Lo primero que quiero hacer de este blog es un espacio para sistematizar y compartir mis largas reflexiones sobre el teísmo y el no teísmo. Hace tiempo tengo el proyecto de escribir un libro sobre el tema (porque es un solo tema, por supuesto), y serias dificultades para pensarlo realizable en el corto plazo. Espero que este blog resulte un ejercicio de escritura, de pensamiento y de polémica, que le dicen, y, si no me sirve para acercarme al libro, al menos que se convierta en su digno reemplazo.

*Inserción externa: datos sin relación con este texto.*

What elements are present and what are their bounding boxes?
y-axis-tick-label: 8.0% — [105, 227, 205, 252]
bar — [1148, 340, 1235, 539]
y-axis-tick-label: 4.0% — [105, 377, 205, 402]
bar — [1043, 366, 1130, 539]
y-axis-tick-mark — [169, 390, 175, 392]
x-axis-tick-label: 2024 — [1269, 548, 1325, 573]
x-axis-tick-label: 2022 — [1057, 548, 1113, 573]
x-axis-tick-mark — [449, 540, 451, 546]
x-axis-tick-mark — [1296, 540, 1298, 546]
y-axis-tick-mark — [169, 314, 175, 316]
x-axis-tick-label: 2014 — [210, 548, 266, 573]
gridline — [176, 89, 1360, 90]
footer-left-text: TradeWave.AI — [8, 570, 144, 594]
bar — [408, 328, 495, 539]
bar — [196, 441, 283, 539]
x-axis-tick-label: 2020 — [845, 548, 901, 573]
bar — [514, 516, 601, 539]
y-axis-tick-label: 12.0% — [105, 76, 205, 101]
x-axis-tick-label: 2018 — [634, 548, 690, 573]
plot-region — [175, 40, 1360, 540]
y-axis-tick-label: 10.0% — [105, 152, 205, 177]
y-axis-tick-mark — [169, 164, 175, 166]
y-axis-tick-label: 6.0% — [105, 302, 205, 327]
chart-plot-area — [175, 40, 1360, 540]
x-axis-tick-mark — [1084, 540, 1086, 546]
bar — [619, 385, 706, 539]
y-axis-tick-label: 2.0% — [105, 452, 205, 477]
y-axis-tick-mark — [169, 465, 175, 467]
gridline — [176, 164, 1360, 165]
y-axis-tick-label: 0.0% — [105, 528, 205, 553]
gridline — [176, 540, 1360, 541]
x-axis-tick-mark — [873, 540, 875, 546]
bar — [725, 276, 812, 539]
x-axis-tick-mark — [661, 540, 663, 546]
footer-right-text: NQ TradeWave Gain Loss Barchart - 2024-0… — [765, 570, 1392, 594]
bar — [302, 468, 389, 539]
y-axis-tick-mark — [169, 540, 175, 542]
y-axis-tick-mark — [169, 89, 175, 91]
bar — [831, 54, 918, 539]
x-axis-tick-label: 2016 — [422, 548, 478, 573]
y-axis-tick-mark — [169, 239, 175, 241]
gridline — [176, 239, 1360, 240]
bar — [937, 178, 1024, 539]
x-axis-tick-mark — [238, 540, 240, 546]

Algunas cosas que me propongo hacer acá, aunque bien podrían cambiar sobre la marcha:

-Reseñar y discutir libros, artículos y blogs a favor y en contra del teísmo.

-Responder preguntas y objeciones de creyentes y no creyentes.

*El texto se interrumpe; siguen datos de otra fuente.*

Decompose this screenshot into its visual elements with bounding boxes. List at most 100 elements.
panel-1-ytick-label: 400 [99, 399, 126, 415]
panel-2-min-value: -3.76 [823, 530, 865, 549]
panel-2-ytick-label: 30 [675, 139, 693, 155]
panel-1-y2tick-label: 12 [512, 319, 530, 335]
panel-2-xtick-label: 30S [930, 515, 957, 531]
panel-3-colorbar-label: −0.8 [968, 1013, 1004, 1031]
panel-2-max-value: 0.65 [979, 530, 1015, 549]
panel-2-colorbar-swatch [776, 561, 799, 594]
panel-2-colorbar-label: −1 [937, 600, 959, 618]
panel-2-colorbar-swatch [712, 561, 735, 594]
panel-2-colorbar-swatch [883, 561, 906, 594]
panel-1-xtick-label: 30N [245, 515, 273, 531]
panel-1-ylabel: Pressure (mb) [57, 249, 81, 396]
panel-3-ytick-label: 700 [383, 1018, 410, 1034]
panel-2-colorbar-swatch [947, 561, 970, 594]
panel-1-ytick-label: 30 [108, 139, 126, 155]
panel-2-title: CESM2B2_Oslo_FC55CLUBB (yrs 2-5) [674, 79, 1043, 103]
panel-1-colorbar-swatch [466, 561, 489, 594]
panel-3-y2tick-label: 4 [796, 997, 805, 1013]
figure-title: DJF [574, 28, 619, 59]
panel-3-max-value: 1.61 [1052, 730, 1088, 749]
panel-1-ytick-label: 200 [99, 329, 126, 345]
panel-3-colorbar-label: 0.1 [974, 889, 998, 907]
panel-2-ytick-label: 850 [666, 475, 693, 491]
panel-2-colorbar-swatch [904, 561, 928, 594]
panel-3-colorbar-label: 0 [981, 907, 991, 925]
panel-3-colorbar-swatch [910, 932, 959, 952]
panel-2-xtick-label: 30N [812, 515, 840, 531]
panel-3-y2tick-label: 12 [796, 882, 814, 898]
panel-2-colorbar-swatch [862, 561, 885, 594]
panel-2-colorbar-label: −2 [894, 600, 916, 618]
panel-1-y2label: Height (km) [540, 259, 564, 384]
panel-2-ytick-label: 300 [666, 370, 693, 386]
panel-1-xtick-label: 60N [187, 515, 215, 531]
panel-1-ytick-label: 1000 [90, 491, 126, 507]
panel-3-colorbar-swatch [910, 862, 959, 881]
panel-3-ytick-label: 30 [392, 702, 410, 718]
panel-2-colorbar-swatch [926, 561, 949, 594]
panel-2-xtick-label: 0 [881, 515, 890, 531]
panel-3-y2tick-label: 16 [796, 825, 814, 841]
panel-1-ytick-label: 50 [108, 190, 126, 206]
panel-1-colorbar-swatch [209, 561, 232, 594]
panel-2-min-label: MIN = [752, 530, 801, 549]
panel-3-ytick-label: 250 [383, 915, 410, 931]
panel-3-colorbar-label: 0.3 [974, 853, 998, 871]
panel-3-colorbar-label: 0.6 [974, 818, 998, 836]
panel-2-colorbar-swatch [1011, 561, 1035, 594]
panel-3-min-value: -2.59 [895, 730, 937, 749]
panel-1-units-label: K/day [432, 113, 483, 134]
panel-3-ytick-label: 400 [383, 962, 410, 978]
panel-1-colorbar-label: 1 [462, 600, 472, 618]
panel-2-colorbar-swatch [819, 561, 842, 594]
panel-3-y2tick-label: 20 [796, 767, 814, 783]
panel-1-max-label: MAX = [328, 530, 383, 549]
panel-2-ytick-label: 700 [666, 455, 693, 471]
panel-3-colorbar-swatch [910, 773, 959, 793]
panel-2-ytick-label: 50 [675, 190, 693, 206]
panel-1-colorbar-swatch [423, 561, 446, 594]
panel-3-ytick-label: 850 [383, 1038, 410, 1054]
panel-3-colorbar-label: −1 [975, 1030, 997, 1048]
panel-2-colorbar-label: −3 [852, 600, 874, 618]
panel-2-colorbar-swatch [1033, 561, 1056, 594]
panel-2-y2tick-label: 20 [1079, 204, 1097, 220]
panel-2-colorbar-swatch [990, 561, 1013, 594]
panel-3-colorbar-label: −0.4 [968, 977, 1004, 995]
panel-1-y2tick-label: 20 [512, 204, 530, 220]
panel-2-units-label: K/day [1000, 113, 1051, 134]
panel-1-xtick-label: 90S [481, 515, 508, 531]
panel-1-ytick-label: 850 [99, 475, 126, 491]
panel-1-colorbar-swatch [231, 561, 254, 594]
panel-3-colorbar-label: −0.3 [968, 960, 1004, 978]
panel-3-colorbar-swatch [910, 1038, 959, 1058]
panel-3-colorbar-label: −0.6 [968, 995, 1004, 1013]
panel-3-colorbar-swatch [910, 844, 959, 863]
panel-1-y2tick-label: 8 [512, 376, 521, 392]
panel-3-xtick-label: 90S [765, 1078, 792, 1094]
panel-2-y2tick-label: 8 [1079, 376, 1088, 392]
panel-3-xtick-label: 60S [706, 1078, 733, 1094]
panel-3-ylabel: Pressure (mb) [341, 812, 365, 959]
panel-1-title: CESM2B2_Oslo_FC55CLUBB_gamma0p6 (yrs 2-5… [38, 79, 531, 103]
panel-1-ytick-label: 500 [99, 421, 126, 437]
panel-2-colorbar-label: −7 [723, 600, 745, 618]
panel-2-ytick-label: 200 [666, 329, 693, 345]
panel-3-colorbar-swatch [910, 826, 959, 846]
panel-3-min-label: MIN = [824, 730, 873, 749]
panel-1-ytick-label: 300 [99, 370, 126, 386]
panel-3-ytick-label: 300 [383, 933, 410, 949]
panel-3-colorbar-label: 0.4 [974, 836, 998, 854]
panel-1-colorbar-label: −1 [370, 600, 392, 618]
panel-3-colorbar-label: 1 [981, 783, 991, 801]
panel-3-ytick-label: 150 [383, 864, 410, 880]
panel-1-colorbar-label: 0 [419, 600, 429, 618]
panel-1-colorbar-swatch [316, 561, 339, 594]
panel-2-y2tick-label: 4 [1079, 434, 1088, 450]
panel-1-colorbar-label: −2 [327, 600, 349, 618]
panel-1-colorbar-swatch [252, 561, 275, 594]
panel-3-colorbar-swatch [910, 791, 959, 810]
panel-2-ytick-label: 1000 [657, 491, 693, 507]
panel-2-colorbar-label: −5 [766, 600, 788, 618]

-Exponer y debatir los principales argumentos a favor y en contra del teísmo,

-Compartir mis propias ideas sobre la cuestión.

-Publicar traducciones, ya que por lo general, y según mi experiencia, los debates más profundos sobre el teísmo llegan (como todo) tarde al mundo de habla hispana.

También es necesario hacer aquí algunas salvedades:

-Ya que, en general, desconfío de la posibilidad de la conversión, este blog está principalmente dirigido a los no teístas, a los teístas diletantes y a los indiferentes.

-Aunque el humor es siempre un signo de vitalidad, en general los chistes ateos me tienen un poco cansado. La risa corre el peligro de transformarse en una contraseña tribal, o en un reemplazo de la argumentación, o en las dos cosas, y entonces deja de ser útil. Aunque no  una perfecta solemnidad, sí me propongo dejar de lado el sarcasmo, que ya cuenta con suficientes espacios propios, y del que ya disfruté en otros momentos de mi vida.

-Por último, espero que el noteísmo, que es una postura a favor de la duda y del conocimiento, me lleve a la exploración de muchos otros temas (incluyendo, por supuesto, a la religión: no ya en sus aspectos éticos y epistemológicos, sino en los antropológicos y estéticos).